In the evening he yielded to a whim and went across to the Cameron homestead, by the old footpath which was still kept open. He walked slowly and dreamily, with his eyes on the far hills scarfed in the splendour of sunset. So he had walked in the old days, but he had no dreams now of what lay beyond the hills, and Joyce would not be waiting among the firs.

The stile he remembered was gone, replaced by a little rustic gate. As he passed through it he lifted his eyes and there before him he saw her, standing tall and gracious among the grey trees, with the light from the west falling over her face. So she had stood, so she had looked many an evening of the long-ago. She had not changed; he realized that in the first amazed, incredulous glance. Perhaps there were lines on her face, a thread or two of silver in the soft brown hair, but those splendid steady blue eyes were the same, and the soul of her looked out through them, true to itself, the staunch, brave, sweet soul of the maiden ripened to womanhood.

"Joyce!" he said, stupidly, unbelievingly.

She smiled and put out her hand. "I am glad to see you, Cuthbert," she said simply. "Stephen's Mary told me you had come. And I thought you would be over to see us this evening."

She had offered him only one hand but he took both and held her so, looking hungrily down at her as a man looks at something he knows must be his salvation if salvation exists for him.

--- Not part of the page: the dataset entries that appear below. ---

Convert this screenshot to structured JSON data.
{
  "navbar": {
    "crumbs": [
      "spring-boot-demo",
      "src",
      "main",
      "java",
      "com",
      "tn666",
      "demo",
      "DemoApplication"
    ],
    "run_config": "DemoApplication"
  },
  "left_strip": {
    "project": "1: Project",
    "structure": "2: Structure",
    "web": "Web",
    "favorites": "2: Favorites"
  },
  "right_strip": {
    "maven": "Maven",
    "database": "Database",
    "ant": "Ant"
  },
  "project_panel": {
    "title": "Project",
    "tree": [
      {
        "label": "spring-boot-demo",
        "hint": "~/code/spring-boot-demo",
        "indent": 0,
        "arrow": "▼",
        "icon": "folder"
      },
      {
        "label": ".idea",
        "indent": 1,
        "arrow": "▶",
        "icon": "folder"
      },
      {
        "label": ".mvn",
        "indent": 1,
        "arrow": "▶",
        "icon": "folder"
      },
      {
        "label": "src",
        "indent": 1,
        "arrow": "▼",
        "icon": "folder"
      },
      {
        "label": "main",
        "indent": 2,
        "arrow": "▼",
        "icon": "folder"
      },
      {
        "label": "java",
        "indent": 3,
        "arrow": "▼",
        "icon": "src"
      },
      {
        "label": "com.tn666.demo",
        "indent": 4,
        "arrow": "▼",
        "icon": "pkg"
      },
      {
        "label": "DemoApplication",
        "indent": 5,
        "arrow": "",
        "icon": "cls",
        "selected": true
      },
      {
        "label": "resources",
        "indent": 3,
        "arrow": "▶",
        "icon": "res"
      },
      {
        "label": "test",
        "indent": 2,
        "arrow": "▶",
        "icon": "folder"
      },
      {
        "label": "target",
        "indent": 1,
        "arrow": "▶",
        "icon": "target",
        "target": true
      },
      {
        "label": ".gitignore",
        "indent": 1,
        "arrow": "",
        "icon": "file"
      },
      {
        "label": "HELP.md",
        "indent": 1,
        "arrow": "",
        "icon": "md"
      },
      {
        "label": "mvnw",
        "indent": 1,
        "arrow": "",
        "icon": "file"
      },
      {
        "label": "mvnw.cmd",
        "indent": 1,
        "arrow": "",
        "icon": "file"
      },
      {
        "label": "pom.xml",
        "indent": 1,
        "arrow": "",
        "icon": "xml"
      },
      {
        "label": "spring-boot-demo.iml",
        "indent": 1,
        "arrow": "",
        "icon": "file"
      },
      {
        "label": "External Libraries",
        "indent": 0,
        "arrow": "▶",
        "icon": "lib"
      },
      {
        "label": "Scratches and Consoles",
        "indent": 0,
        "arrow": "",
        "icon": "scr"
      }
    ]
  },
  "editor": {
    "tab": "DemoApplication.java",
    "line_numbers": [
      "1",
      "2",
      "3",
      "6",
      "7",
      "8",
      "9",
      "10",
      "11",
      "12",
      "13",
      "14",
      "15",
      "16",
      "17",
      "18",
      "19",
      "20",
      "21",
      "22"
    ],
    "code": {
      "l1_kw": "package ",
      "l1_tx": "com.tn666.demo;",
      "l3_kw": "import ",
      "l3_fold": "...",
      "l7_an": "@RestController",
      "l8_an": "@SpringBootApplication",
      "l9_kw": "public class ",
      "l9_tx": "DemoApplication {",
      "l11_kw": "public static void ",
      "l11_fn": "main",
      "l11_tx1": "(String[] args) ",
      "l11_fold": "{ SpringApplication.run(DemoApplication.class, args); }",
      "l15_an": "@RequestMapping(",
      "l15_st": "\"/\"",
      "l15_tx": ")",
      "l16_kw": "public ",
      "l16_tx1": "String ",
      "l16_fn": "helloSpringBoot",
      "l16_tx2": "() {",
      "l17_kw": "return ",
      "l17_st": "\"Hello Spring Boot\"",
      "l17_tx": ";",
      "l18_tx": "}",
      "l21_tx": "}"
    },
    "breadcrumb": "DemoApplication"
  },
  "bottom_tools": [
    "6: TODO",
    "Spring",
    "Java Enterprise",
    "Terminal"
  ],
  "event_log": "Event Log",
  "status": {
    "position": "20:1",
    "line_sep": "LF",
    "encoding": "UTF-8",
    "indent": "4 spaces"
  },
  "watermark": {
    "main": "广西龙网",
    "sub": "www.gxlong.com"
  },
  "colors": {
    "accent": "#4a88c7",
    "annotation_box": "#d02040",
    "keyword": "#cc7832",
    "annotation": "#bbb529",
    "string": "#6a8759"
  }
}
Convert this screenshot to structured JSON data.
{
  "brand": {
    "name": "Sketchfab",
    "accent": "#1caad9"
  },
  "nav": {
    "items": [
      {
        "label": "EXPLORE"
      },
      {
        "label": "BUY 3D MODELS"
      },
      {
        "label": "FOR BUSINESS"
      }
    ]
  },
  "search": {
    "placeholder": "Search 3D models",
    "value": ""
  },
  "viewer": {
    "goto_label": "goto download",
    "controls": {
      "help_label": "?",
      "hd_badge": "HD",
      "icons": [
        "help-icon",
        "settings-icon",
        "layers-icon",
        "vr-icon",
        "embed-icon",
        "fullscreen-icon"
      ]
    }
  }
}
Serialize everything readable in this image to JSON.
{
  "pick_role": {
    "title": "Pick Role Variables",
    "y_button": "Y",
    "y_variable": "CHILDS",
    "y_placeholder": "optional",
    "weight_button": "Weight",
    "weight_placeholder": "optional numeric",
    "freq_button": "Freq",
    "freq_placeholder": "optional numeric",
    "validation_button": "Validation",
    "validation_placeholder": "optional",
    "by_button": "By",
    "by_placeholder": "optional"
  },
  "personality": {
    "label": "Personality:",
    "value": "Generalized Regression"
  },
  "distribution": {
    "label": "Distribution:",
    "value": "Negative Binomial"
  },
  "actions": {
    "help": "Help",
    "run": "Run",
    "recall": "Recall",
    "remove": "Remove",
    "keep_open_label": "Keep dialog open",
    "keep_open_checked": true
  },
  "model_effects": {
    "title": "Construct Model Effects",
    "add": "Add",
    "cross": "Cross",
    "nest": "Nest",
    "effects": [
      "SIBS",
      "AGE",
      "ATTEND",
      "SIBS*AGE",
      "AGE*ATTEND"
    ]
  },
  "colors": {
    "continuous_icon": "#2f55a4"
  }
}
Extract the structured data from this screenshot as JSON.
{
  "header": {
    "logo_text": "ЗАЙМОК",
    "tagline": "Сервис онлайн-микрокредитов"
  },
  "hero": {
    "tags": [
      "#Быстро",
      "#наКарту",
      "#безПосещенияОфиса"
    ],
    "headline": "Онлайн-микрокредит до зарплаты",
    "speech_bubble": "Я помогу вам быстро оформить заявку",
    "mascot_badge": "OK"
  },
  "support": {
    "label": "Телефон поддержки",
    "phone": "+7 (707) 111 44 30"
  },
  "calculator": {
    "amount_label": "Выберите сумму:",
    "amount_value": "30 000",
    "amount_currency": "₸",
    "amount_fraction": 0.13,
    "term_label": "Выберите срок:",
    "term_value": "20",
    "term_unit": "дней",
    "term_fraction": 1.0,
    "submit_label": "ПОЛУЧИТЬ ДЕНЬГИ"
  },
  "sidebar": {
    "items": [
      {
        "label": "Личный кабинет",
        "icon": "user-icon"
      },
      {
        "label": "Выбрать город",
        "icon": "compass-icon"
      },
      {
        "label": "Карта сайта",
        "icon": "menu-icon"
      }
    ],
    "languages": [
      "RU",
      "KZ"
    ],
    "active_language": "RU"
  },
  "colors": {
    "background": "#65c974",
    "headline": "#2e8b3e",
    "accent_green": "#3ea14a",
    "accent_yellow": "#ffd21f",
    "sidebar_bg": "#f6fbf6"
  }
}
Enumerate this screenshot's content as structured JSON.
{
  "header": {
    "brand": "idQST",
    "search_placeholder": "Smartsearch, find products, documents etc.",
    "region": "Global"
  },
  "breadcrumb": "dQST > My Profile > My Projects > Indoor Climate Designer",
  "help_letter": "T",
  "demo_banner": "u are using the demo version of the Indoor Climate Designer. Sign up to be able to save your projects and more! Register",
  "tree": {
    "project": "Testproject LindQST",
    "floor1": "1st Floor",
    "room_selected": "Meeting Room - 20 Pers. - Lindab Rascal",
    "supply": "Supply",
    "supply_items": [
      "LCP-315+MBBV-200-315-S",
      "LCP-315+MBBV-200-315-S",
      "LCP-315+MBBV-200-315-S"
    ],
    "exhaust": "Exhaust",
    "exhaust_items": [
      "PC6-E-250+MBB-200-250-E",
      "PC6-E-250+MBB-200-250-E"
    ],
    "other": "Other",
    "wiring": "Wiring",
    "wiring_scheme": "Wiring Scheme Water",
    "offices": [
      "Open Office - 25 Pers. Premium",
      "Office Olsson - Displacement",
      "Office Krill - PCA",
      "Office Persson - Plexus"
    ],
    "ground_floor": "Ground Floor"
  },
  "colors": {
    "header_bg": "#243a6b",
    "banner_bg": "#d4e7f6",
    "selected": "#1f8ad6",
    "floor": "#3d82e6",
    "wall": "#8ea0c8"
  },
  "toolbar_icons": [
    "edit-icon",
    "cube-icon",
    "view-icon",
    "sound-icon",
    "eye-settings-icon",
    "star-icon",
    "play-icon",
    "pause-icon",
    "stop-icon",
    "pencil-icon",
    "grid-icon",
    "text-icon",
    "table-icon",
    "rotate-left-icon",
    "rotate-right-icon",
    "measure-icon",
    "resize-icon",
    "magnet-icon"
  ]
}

"Is it possible you are here still, Joyce?" he said slowly. "And you have not changed at all."

She coloured slightly and pulled away her hands, laughing. "Oh, indeed I have. I have grown old. The twilight is so kind it hides that, but it is true. Come into the house, Cuthbert. Father and Mother will be glad to see you."

"After a little," he said imploringly. "Let us stay here awhile first, Joyce. I want to make sure that this is no dream. Last night I stood on those hills yonder and looked down, but I meant to go away because I thought there would be no one left to welcome me. If I had known you were here! You have lived here in the old valley all these years?"

"All these years," she said gently, "I suppose you think it must have been a very meagre life?"